OpenSolaris

Printable Version Enter a New Search
Bug ID 6485372
Synopsis kill failed to check zombie process group
State 10-Fix Delivered (Fix available in build)
Category:Subcategory kernel:brandz
Keywords
Responsible Engineer Edward Pilatowicz
Reported Against
Duplicate Of
Introduced In solaris_nevada
Commit to Fix snv_56
Fixed In snv_56
Release Fixed solaris_nevada(snv_56)
Related Bugs 6475920
Submit Date 24-October-2006
Last Update Date 25-January-2007
Description
part of linux kill man page:
.........
ESRCH  The  pid or process group does not exist.  Note that an existing
              process might be a zombie, a  process  which  already  committed
              termination, but has not yet been wait()ed for.
...........


in the test case, we fork a child process and make it self a new group and let it exit without parent waiting, then send kill(-child_pid,0) to check kill return value and errno, should all be zero to following man page saying.

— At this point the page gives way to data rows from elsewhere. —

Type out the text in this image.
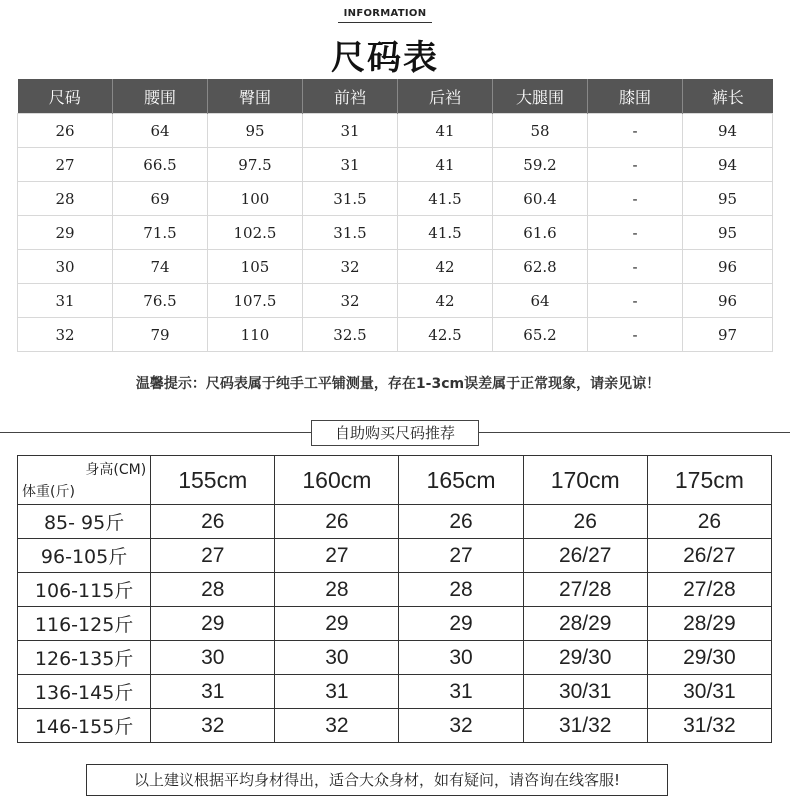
INFORMATION
尺码表
尺码	腰围	臀围	前裆	后裆	大腿围	膝围	裤长
26	64	95	31	41	58	-	94
27	66.5	97.5	31	41	59.2	-	94
28	69	100	31.5	41.5	60.4	-	95
29	71.5	102.5	31.5	41.5	61.6	-	95
30	74	105	32	42	62.8	-	96
31	76.5	107.5	32	42	64	-	96
32	79	110	32.5	42.5	65.2	-	97
温馨提示：尺码表属于纯手工平铺测量，存在1-3cm误差属于正常现象，请亲见谅！
自助购买尺码推荐
身高(CM)
体重(斤)	155cm	160cm	165cm	170cm	175cm
85- 95斤	26	26	26	26	26
96-105斤	27	27	27	26/27	26/27
106-115斤	28	28	28	27/28	27/28
116-125斤	29	29	29	28/29	28/29
126-135斤	30	30	30	29/30	29/30
136-145斤	31	31	31	30/31	30/31
146-155斤	32	32	32	31/32	31/32
以上建议根据平均身材得出，适合大众身材，如有疑问，请咨询在线客服!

this is the case, same like the case in 6463442, only kill(-child_pid,0):
miin:/tmp> cat kill_13.c
#include <stdio.h>
#include <stdlib.h>
#include <signal.h>
#include <errno.h>
#include <sys/wait.h>
#include <sys/types.h>
#include <unistd.h>
#include <string.h>

#define TEST_SIG        SIGKILL
#define NCHILDREN       5

int
main(int argc, char **argv)
{
        pid_t pid1, pid2, rcpid;
        int exno, nsig, status, i, ret;

        status = 1;
        exno = 1;

        switch (pid1 = fork()) {
        case -1: /* Here pid is -1, the fork failed */
                perror("fork failed!");
                break;

        case 0: /* pid of zero is the child */
                printf("CHILD: child pid=%d\n", getpid());

                setsid();

                /*NOTREACHED*/
                printf("CHILD: child exit...\n");
                exit(0);

        default: /* pid greater than zero is parent getting the child's pid */
                printf("PARENT: father pid=%d, child pid=%d\n", getpid(), pid1);                sleep(3);
                ret = kill(-pid1, 0);

                if(ret != 0 && errno == ESRCH) {
                        printf("PARENT: kill(-%d, 0) failed with ESRCH\n", pid1);                        printf("PARENT: expected success or a different error condition\n");
                } else {
                        printf("PARENT: pass!, ret=%d, errno=%d(%s)\n", ret, errno, strerror(errno));
                }
        }

        /*NOTREACHED*/
        return(0);
}


run it in native linux OS:
miin:/tmp> uname -a
Linux miin 2.4.21-4.ELsmp #1 SMP Fri Oct 3 17:52:56 EDT 2003 i686 i686 i386 GNU/Linux
miin:/tmp> ./kill_13
CHILD: child pid=6726
CHILD: child exit...
PARENT: father pid=6725, child pid=6726
PARENT: pass!, ret=0, errno=0(Success)
miin:/tmp>

run it in solaris global:
bash-3.00# zonename
global
bash-3.00# uname -a
SunOS covete 5.11 onnv-gate:2006-10-23 i86pc i386 i86pc
bash-3.00# ./kill_13
CHILD: child pid=128397
CHILD: child exit...
PARENT: father pid=128396, child pid=128397
PARENT: pass!

run it in linux zone:
[root@lxzone1 tmp]# hostname
lxzone1
[root@lxzone1 tmp]# ./kill_13
CHILD: child pid=128405
CHILD: child exit...
PARENT: father pid=128404, child pid=128405
PARENT: kill(-128405, 0) failed with ESRCH
PARENT: expected success or a different error condition
the fix for this bug partially overlaps with:
	6475920 pidof doesn't work in lx branded zones

currently, zombie pids are not stored in our pid has table,
so lookups for zombie pids via lx_lpid_to_spair() will always
fail.  this issues is fixed by 6475920.

once 6475920 is fixed, there is a remaining problem in:
	usr/src/uts/common/brand/lx/syscall/lx_kill.c:lx_kill()

specifically if we try to send a signal to a process group who's leader
has exited then we'll call pgfind() with a negative pid value, it
will return NULL, and we won't send any signals.
Work Around
N/A
Comments
N/A